Runestones were by and large erected as commemorations of the dead, or as personal boasts, and to a lesser extent to mark claims. Claim markings --
http://en.wikipedia.org/wiki/House_mark -- were most likely rather carved into anything (a house, a tree or, I'm sure, even smaller stones) and everything scattered about the claim in question that was deemed suitable for the purpose. Permanent enough to last a life time, but not permanent enough to become a burden for future owners of the estate. The Indo-Europeans were certainly well aware of their own mortality, and of the fact that they would not possess any piece of land forever. The memory of a dead person was conversely, however, thought to be more or less immortal.
Deyr fé,
deyja frændr,
deyr sjálfr et sama;
ek veit einn,
at aldri deyr:
dómr of dauðan hvern.
- Hávamál
A hint of the importance a person's memory was thought to hold can be derived from observing that the harshest punishment that could be meted out by the Roman senate was the Damnatio Memoriae, Damnation of Memory, which meant the systematic eradication of a person's memory from Roman history. A person thus struck from the rolls of collective remembrance was most likely thought to have suffered a fate far worse than death, and the punishment was also reserved for people who were considered to have brought grave dishonor either to themselves or to the Roman state.
http://en.wikipedia.org/wiki/Damnatio_MemoriaeIn the wider Indo-European mythos we also find that the concept of the boundary is often thought to be sacred, with the Roman God Terminus providing a case in point. --
http://en.wikipedia.org/wiki/Terminus_%28god%29 -- And there is little reason not to assume that the Germanic tribes had similar concepts concerning the sacrality of property. The Westrogothic law devotes a fair amount of time to the subject of property, but, then again, that is both well into Christian times and also a natural preoccupation for any codex of laws, and not necessarily something uniquely Indo-European, nor proof of any special sacrality accorded to the subject.
I notice that both the Swedish and English Wikis stress the importance of the Runestones as claim markers, but I believe that they both misstate the case somewhat. The inscriptions on the stones do not carry functional messages intended to be useful, for example, in the event of a legal dispute -- "So and so owns this from here to there" -- but, rather "So and so lived here or there and did this or that". Both variants would of course overlap and serve the common purpose of marking a
presence, and while that was obviously an important function of the runestone (and of any monument, for that matter) I do not believe that the messages on them were primarily intended to be read by contemporaries, but that they were, rather, intended for posterity.
The principal means of confirming ownership (of land) in traditional Norse society was the oral Odal right. According to the principles of the Odal, a person is entitled to a piece of land if he can cite between three (Frostatingslagen) and six (Gulatingslagen) continuous generations of his own ancestors having lived on the property in question.
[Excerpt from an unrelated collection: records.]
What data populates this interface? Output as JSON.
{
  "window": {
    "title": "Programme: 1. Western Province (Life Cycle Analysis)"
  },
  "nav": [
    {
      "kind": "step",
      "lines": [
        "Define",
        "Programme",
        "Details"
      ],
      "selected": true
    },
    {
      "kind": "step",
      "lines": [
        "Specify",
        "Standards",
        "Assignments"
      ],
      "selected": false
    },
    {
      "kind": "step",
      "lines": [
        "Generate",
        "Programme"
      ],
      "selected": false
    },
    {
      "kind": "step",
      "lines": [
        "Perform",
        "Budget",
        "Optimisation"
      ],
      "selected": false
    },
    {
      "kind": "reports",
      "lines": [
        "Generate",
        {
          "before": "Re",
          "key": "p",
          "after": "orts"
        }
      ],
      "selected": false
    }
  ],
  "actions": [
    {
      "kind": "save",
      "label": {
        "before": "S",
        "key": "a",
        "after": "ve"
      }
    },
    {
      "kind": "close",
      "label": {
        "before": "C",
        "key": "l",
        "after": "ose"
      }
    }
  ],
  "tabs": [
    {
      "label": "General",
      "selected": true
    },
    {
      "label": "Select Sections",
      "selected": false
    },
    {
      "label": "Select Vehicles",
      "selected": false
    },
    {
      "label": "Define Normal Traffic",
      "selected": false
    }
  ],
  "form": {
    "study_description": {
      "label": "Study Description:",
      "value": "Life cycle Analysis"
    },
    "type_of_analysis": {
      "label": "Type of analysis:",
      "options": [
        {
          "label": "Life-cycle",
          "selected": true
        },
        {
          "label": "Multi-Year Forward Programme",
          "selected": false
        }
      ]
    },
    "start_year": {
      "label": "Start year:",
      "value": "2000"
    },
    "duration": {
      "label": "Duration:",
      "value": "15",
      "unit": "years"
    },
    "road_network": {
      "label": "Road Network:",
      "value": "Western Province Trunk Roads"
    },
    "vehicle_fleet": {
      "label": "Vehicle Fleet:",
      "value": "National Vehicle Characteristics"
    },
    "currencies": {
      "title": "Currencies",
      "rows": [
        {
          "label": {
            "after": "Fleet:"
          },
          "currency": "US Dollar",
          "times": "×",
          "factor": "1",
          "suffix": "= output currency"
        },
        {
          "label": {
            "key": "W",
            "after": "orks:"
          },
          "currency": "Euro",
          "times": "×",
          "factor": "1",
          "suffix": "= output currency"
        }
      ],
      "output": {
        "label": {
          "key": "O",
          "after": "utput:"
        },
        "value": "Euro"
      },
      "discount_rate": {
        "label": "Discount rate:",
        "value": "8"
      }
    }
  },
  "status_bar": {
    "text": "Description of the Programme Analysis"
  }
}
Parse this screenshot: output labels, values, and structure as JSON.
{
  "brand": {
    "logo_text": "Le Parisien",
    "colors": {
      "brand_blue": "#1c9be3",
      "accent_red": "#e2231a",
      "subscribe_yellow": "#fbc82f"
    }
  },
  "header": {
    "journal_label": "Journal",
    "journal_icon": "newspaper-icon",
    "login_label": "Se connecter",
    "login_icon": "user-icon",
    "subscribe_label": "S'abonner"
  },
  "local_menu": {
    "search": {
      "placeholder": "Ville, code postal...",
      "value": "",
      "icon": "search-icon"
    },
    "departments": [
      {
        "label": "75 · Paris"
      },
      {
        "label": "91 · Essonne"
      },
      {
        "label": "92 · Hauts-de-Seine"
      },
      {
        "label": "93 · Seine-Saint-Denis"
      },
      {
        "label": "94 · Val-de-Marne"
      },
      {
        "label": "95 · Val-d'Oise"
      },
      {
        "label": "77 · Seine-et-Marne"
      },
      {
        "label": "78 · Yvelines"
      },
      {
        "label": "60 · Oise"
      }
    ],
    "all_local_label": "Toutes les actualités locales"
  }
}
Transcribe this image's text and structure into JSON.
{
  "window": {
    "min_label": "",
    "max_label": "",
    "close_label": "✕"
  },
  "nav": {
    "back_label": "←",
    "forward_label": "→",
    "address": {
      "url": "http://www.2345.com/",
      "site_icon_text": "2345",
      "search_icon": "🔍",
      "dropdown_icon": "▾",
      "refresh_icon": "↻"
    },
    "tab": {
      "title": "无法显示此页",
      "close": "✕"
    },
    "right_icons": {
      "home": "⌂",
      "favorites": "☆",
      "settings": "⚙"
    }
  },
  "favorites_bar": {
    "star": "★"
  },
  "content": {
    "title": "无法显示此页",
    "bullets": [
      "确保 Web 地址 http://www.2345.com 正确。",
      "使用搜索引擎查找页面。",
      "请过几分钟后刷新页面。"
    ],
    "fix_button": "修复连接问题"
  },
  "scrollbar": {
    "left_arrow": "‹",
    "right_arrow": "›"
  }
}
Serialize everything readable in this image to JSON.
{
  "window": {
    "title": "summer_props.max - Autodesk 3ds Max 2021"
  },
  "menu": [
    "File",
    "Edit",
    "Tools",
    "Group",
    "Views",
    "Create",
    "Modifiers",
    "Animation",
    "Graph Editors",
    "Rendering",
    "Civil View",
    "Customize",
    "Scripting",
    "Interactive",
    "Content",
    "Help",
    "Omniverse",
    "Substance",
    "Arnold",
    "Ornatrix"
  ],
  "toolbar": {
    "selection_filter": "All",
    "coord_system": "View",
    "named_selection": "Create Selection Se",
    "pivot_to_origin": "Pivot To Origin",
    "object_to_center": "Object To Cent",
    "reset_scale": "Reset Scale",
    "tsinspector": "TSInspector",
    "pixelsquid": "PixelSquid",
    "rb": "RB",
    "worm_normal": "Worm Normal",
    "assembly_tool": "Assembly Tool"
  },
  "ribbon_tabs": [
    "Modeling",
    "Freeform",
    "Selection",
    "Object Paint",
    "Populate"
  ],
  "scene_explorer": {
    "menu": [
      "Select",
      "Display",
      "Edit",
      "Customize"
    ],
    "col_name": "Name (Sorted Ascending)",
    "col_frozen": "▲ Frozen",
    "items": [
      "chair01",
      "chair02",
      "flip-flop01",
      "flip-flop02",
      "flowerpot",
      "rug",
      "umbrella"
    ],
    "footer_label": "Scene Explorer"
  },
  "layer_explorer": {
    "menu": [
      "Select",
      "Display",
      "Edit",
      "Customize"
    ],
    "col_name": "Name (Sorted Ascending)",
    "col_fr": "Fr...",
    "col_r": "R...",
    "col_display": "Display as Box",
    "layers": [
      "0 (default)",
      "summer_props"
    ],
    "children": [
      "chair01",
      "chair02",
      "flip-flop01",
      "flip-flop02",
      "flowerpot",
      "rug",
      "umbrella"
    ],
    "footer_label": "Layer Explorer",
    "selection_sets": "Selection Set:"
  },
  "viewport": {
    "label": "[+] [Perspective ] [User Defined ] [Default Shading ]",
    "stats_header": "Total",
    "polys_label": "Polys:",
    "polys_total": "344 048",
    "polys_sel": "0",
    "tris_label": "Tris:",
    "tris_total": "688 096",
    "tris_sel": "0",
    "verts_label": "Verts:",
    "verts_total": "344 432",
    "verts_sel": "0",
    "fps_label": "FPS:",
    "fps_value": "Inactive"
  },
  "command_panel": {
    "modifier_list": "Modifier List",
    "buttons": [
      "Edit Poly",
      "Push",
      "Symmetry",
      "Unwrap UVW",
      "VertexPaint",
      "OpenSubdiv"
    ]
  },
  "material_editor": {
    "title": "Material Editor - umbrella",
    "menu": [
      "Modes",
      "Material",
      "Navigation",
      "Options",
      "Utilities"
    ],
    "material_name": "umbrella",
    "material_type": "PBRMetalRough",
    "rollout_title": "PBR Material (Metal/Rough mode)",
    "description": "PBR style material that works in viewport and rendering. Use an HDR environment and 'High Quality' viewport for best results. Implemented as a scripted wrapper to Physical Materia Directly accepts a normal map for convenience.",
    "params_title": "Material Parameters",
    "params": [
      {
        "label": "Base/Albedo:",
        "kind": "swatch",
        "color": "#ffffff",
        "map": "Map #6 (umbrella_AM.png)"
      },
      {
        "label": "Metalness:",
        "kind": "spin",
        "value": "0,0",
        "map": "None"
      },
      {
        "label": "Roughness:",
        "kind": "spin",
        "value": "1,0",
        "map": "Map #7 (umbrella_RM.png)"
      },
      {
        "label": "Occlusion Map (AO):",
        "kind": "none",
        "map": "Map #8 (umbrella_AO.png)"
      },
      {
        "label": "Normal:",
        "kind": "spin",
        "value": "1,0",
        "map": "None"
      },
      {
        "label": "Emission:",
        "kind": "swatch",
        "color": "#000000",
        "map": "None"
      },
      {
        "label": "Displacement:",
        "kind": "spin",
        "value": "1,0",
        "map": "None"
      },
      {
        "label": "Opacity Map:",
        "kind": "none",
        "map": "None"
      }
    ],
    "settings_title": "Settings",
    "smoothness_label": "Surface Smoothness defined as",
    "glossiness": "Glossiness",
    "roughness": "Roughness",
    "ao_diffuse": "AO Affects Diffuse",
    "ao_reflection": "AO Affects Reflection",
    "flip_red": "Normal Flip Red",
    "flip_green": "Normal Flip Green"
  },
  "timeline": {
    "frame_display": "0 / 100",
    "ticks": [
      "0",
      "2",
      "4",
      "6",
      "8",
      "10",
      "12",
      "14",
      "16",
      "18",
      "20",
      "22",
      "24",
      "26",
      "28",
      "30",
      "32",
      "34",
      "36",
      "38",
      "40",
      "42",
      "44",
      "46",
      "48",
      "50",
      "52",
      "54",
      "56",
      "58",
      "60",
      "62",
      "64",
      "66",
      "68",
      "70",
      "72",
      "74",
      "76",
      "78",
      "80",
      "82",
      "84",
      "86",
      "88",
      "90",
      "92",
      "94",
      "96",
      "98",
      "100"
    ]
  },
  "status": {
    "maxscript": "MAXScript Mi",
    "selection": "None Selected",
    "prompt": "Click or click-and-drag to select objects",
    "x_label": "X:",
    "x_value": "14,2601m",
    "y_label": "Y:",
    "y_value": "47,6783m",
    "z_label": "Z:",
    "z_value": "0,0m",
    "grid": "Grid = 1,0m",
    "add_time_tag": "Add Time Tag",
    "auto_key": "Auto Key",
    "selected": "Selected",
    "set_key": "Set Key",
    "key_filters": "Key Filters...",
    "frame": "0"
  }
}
The Wikis are right insofar as that several runestones confirm this right by making explicit mention of it, most notably perhaps the Nora stone --
http://sv.wikipedia.org/wiki/Norah%C3%A4llen We can thus observe that the functions of remembrance and property overlap, with right to the latter being almost exclusively derived from a very concrete practicing of the former, but I maintain that runestones, unlike boundary stones or a house mark, were not intended as practical or functional markers of ownership. When we flesh out the ancestral worship system I think I can guarantee that the runestones will have their functionalities vastly extended.
So, with all that said, what, then, is the historical basis for the H&H claim pole? None whatsoever, of course.